Progressive myoclonic epilepsy with ataxia related to PRICKLE1 is a rare inherited disorder characterized by epilepsy and problems with movement. In general, the signs and symptoms of this disorder begin between 5 and 10 years old. The first symptoms include ataxia. Often, affected children have difficulty walking. His gait is unbalanced and may fall frequently. Later, these children develop myoclonus, which causes additional problems with movement and can also affect the muscles of the face, resulting in dysarthria. Some affected individuals develop tonic-clonic seizures. These attacks involve a loss of consciousness, muscle rigidity and convulsions. They often occur at night during sleep. This disease does not seem to affect intellectual ability. Although some affected individuals have died in childhood, many have lived to adulthood.

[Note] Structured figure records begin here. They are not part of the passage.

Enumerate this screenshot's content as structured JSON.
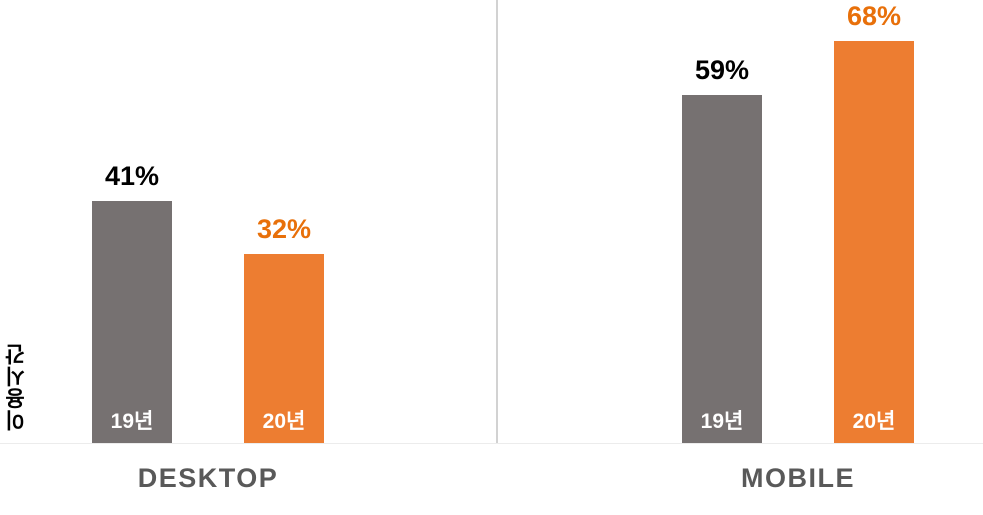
{
  "chart_data": {
    "type": "bar",
    "title": "",
    "ylabel": "이용시간",
    "categories": [
      "DESKTOP",
      "MOBILE"
    ],
    "series": [
      {
        "name": "19년",
        "color": "#767171",
        "values": [
          41,
          59
        ]
      },
      {
        "name": "20년",
        "color": "#ED7D31",
        "values": [
          32,
          68
        ]
      }
    ],
    "ylim": [
      0,
      75
    ],
    "grid": false,
    "legend": "none",
    "value_label_format": "percent",
    "bars": [
      {
        "category": "DESKTOP",
        "series": "19년",
        "value": 41,
        "display": "41%",
        "bar_color": "#767171",
        "label_color": "#000000"
      },
      {
        "category": "DESKTOP",
        "series": "20년",
        "value": 32,
        "display": "32%",
        "bar_color": "#ED7D31",
        "label_color": "#E8700A"
      },
      {
        "category": "MOBILE",
        "series": "19년",
        "value": 59,
        "display": "59%",
        "bar_color": "#767171",
        "label_color": "#000000"
      },
      {
        "category": "MOBILE",
        "series": "20년",
        "value": 68,
        "display": "68%",
        "bar_color": "#ED7D31",
        "label_color": "#E8700A"
      }
    ]
  },
  "colors": {
    "background": "#ffffff",
    "divider": "#d2d2d2",
    "baseline": "#ececec",
    "category_label": "#595959",
    "bar_series_label": "#ffffff"
  }
}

This process is due to mutations in the gene PRICKLE1, located on the long arm of chromosome 12 (12q12). This gene encodes a protein called prickle-1. The function of this protein is unclear, but seems to play an important role in the development of the nervous system. Prickle-1 is probably part of a signaling pathway chemical known as canonical Wnt signaling no. During development before birth, Wnt noncanonical helps determine the position of various components within cells. This pathway also regulates the movement of neurons in the developing nervous system. Studies suggest that the protein interacts with other proteins, including factor REST. The REST protein regulates several critical genes in neurons suppressing activity. To regulate these genes, REST must enter the core and attached to specific regions of DNA. Is not yet clear how the interaction between prickle REST-1 and contributes to the normal development of the nervous system.

They have identified at least three mutations in the gene PRICKLE1 in people with progressive myoclonus epilepsy with ataxia related to PRICKLE1. Each mutation changes a single amino acid in the prickle-1 protein. One of the known mutations seems to interrupt the interaction between prickle-1 and REST, REST blocking transport out of the nucleus. Consequently, REST inappropriately can suppress certain genes in the developing nervous system. It is unclear how mutations in the gene PRICKLE1 lead to movement problems, seizures and other features of the disease.

Some cases of progressive myoclonus epilepsy with ataxia related PRICKLE1 are inherited in an autosomal recessive pattern, which means that both copies of the gene in every cell must have mutations for alteration is expressed. The parents of an individual with an autosomal recessive disease have a copy of the mutated gene, but usually show no signs and symptoms of the disease. Other cases of the disease are considered autosomal dominant because a copy of the altered gene in each cell is sufficient for alteration is expressed. These cases are caused by new mutations in the gene and occur in people with no history of disease in your family.

Tests in IVAMI: in IVAMI perform detection of mutations associated with progressive myoclonus epilepsy with ataxia related PRICKLE1 by the complete PCR amplification of the gene exons PRICKLE1, and subsequent sequencing.

Samples recommended: EDTA blood collected for separation of blood leukocytes, or impregnated sample card with dried blood (IVAMI may mail the card to deposit the blood sample).